Да и то сказать: чему им было радоваться, этим двум старикам, которые сидели, скорчившись, у огня? Жизнь их подходила к концу, они были дряхлы и беспомощны, страдали от ревматизма и голода. Вдыхая запах мяса, которое я поджаривал на огне, они испытывали Танталовы муки и качались взад и вперед, медленно, в безнадежном унынии. Эббитс каждые пять минут тихо стонал. В его стонах слышалось не столько страдание, сколько усталость от долгих страданий. Угнетенный тяжким и мучительным бременем того, что зовется жизнью, но еще более – страхом смерти, он переживал вечную трагедию старости, когда жизнь уже не радует, но смерть еще не влечет, а пугает.
В то время, как моя оленина шипела и трещала на сковороде, я заметил, как дрожат и раздуваются ноздри старого Эббитса, как жадно он вдыхает аромат жаркого. Он даже на время перестал качаться и кряхтеть, и лицо его приняло осмысленное выражение.

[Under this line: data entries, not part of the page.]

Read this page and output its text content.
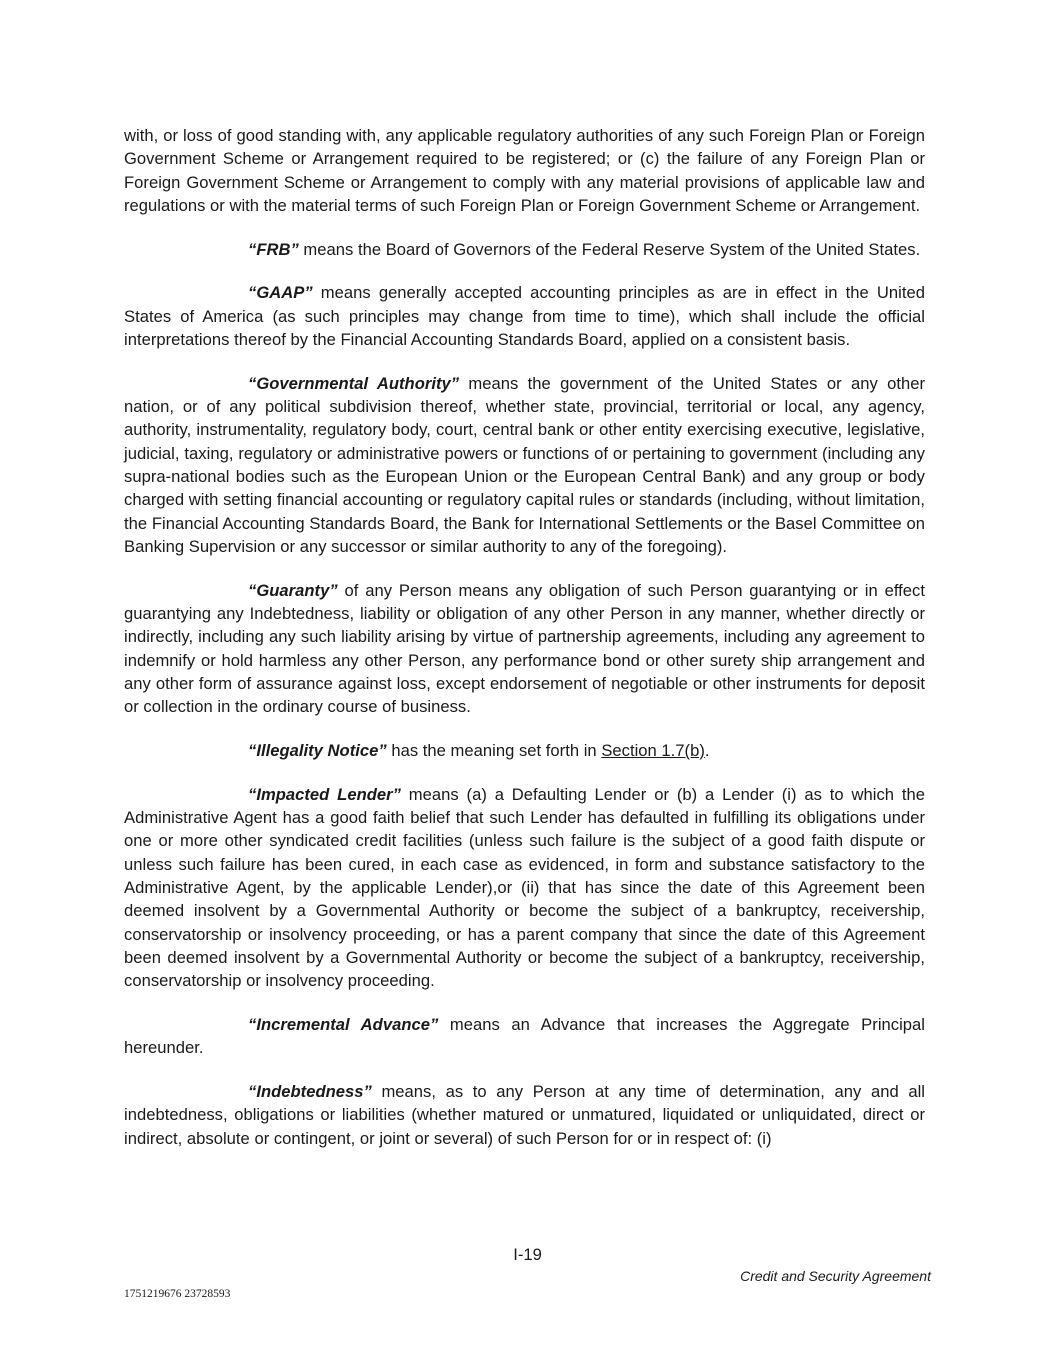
with, or loss of good standing with, any applicable regulatory authorities of any such Foreign Plan or Foreign Government Scheme or Arrangement required to be registered; or (c) the failure of any Foreign Plan or Foreign Government Scheme or Arrangement to comply with any material provisions of applicable law and regulations or with the material terms of such Foreign Plan or Foreign Government Scheme or Arrangement.

“FRB” means the Board of Governors of the Federal Reserve System of the United States.

“GAAP” means generally accepted accounting principles as are in effect in the United States of America (as such principles may change from time to time), which shall include the official interpretations thereof by the Financial Accounting Standards Board, applied on a consistent basis.

“Governmental Authority” means the government of the United States or any other nation, or of any political subdivision thereof, whether state, provincial, territorial or local, any agency, authority, instrumentality, regulatory body, court, central bank or other entity exercising executive, legislative, judicial, taxing, regulatory or administrative powers or functions of or pertaining to government (including any supra-national bodies such as the European Union or the European Central Bank) and any group or body charged with setting financial accounting or regulatory capital rules or standards (including, without limitation, the Financial Accounting Standards Board, the Bank for International Settlements or the Basel Committee on Banking Supervision or any successor or similar authority to any of the foregoing).

“Guaranty” of any Person means any obligation of such Person guarantying or in effect guarantying any Indebtedness, liability or obligation of any other Person in any manner, whether directly or indirectly, including any such liability arising by virtue of partnership agreements, including any agreement to indemnify or hold harmless any other Person, any performance bond or other surety ship arrangement and any other form of assurance against loss, except endorsement of negotiable or other instruments for deposit or collection in the ordinary course of business.

“Illegality Notice” has the meaning set forth in Section 1.7(b).

“Impacted Lender” means (a) a Defaulting Lender or (b) a Lender (i) as to which the Administrative Agent has a good faith belief that such Lender has defaulted in fulfilling its obligations under one or more other syndicated credit facilities (unless such failure is the subject of a good faith dispute or unless such failure has been cured, in each case as evidenced, in form and substance satisfactory to the Administrative Agent, by the applicable Lender),or (ii) that has since the date of this Agreement been deemed insolvent by a Governmental Authority or become the subject of a bankruptcy, receivership, conservatorship or insolvency proceeding, or has a parent company that since the date of this Agreement been deemed insolvent by a Governmental Authority or become the subject of a bankruptcy, receivership, conservatorship or insolvency proceeding.

“Incremental Advance” means an Advance that increases the Aggregate Principal hereunder.

“Indebtedness” means, as to any Person at any time of determination, any and all indebtedness, obligations or liabilities (whether matured or unmatured, liquidated or unliquidated, direct or indirect, absolute or contingent, or joint or several) of such Person for or in respect of: (i)

I-19
Credit and Security Agreement
1751219676 23728593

Зилла, напротив, стала качаться еще быстрее и в первый раз выразила свое отчаяние отрывистыми и резкими звуками, похожими на собачий визг. Оба – и она и Эббитс– своим поведением в эту минуту до того напоминали голодных собак, что я ничуть не был бы удивлен, если бы у Зиллы вдруг оказался хвост и она стала бы им стучать об пол, как это делают собаки. У Эббитса даже слюни текли, он то и дело наклонялся вперед, чтобы его трепещущие ноздри были ближе к сковороде с мясом, так сильно возбуждавшим его аппетит.
Наконец я подал каждому из них по тарелке жареного мяса, и они принялись жадно есть, громко чавкая, причмокивая, беспрерывно что-то бормоча себе под нос. Когда все было съедено и чавканье утихло, я дал старикам по кружке горячего чая. Лица их выражали теперь блаженное удовлетворение. Зилла облегченно вздохнула, и угрюмые складки у ее рта разгладились. Ни она, ни Эббитс больше не раскачивались, и, казалось, оба погружены были в тихое раздумье. Я видел слезы в глазах Эббитса и понимал, что это слезы жалости к самому себе. Оба долго искали свои трубки – видно, они давно уже не курили, потому что не было табаку. И старик так спешил насладиться этим наркотиком, что у него руки тряслись – пришлось мне разжечь ему трубку.